Sometimes, on short term, investors look for answers to the question whether it is

sustainable to invest at present in a given country or to wait for 1-2 years for a

predicted improvement of the economic conditions. Clearly, in order to achieve a

level of efficiency sought by companies (in which AIRR ≥ 7.5%) partial or total

grants for specific equipments of production of clean and renewable energy are

required.

8. Conclusions

This paper reproduces the economic model of the Passive House

POLITEHNICA of Bucharest at the parametric level; the latter allowed subsequent

technical variations by adding and removing equipments that affect the final energy

consumption.

The software CYCO-PH was built at University POLITEHNICA during

this study. This software is specialized in analyzing heterogeneous solutions of

investment projects in buildings that include renewable energy systems, particularly

PV panels for the production of electricity, solar collectors, heat pumps, etc.

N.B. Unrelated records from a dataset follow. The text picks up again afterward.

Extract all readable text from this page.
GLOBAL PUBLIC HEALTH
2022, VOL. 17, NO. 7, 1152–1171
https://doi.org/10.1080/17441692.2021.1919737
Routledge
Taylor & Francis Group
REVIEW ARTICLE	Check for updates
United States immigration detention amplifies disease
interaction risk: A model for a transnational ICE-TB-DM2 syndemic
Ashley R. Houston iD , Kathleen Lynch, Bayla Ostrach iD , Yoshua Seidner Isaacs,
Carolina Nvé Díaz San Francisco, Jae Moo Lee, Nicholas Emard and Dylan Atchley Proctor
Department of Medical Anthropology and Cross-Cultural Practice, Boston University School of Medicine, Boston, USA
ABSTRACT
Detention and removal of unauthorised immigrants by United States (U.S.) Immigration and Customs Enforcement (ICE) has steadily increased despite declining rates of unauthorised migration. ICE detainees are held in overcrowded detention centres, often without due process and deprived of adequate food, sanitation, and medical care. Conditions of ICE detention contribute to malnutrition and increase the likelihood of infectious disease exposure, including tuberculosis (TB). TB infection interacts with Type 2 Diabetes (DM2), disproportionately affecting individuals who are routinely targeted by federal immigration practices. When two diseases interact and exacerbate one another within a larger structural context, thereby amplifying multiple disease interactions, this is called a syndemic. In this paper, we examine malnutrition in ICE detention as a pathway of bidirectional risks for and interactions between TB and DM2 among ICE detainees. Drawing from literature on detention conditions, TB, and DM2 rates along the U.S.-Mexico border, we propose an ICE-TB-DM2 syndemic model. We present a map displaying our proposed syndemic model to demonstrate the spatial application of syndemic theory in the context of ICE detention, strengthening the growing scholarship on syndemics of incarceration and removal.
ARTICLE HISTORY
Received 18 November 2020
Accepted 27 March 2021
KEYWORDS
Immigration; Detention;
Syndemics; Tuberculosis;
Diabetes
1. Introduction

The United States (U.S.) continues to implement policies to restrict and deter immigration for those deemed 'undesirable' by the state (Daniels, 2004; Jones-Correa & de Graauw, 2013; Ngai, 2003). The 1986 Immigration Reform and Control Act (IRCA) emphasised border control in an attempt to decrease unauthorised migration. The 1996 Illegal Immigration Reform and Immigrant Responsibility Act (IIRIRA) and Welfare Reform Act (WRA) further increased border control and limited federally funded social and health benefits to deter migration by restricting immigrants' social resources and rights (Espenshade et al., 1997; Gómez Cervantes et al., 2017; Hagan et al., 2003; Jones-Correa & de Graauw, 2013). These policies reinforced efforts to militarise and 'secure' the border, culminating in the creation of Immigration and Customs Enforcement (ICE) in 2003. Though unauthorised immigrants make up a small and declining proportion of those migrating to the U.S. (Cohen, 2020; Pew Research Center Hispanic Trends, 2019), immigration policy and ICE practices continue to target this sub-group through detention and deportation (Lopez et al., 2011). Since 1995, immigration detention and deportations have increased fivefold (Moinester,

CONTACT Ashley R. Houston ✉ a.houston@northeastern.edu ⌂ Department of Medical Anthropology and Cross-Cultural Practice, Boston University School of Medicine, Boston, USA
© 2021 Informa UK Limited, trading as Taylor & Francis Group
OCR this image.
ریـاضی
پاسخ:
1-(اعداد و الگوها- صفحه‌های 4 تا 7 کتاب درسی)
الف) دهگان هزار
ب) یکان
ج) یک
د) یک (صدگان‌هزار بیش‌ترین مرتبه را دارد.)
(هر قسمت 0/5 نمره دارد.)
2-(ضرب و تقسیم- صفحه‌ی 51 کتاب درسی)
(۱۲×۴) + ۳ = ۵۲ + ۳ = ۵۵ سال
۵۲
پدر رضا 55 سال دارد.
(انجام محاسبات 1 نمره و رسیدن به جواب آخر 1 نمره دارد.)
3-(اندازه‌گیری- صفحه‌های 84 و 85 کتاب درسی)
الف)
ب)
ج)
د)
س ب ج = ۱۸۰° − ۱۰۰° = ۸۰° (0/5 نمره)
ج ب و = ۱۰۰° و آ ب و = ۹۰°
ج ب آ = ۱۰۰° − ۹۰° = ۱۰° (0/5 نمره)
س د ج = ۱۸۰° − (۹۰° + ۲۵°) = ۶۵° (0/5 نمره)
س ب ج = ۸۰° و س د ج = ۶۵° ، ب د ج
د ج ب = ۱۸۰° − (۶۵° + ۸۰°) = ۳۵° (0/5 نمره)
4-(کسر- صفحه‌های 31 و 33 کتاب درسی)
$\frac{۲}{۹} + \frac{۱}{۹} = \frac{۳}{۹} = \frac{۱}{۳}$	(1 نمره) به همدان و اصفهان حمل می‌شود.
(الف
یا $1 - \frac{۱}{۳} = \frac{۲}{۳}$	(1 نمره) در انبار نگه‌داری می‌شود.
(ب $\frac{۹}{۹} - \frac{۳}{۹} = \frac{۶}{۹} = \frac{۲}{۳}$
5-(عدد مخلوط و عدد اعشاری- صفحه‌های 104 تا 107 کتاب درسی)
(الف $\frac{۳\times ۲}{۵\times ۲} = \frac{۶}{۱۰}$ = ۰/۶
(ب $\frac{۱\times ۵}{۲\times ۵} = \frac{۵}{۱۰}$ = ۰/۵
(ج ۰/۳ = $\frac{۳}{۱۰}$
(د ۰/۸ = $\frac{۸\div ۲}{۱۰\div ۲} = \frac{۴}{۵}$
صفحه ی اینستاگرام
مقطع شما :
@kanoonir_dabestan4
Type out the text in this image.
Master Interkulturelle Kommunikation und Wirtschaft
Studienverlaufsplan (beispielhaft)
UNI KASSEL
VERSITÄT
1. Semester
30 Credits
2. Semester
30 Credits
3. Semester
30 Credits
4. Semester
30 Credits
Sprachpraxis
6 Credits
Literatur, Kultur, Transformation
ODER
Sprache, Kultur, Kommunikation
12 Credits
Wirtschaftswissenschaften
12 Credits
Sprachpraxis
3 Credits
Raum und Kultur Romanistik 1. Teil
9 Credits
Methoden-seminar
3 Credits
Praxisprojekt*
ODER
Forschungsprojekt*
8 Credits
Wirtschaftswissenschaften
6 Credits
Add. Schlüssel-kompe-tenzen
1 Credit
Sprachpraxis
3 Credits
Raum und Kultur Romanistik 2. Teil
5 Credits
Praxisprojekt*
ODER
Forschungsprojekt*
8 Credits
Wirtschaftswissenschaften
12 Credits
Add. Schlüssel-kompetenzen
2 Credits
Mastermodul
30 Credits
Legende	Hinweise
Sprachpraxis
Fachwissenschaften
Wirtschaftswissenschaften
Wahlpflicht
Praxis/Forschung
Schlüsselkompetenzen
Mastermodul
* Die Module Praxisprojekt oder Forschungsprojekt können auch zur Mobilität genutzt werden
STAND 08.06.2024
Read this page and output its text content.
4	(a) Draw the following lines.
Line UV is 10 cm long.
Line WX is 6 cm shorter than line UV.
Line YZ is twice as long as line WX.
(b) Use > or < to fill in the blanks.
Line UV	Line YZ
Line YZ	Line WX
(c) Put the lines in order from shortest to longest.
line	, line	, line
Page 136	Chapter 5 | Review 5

A comparative analysis of a range of solutions of houses, among which are

a standard house (H12) and the Passive House POLITEHNICA (H19), was made

by means of several criteria of cost that are significantly influenced by energy

efficiency. All these criteria were finally abstracted in a classification system that

helps investors to choose the best solution for their purpose.

We concluded that the recovery of the additional investment in alternative

and energy-efficient solutions in comparison with a standard house can be achieved

in 16-33 years by a conservative assessment or in 16-26 years when the best

forecasts of the economic conditions are considered.

The base case itself influence accordingly the results of evaluation: if

standard house have the solution of heating and DHW based on gas fuel then

payback time is achieved in 16- 26 years; if heating and DHW is based on electricity

then payback time is achieved in 9-16 years; if heating and DHW is based on

District Distribution then payback time is achieved in 16-28 years. As noted, the

District Distribution system remains the most difficult to be replaced by renewable

energy systems applied to the buildings.

The sensitivity analysis with the deterministic approach has imposed

scenarios of variation from the uncertainty of the economic environment, sketching

possible ranges for the monitored parameters (LCC, DPBT). This analysis can be

completed in the future through an approach that includes risk analysis.

The price variations from country to country and also from year to year are

wide (for renewable energy systems in general and for PV panels in particular) and

this can be a special research topic.

Beyond the interpretation of the results of this research paper, every investor

may prepare its own decision based on its goals. The life-cycle cost method used in

this study was able to provide useful information and a new approach to potential

investors (individuals, institutions, companies) that can be used in their projects.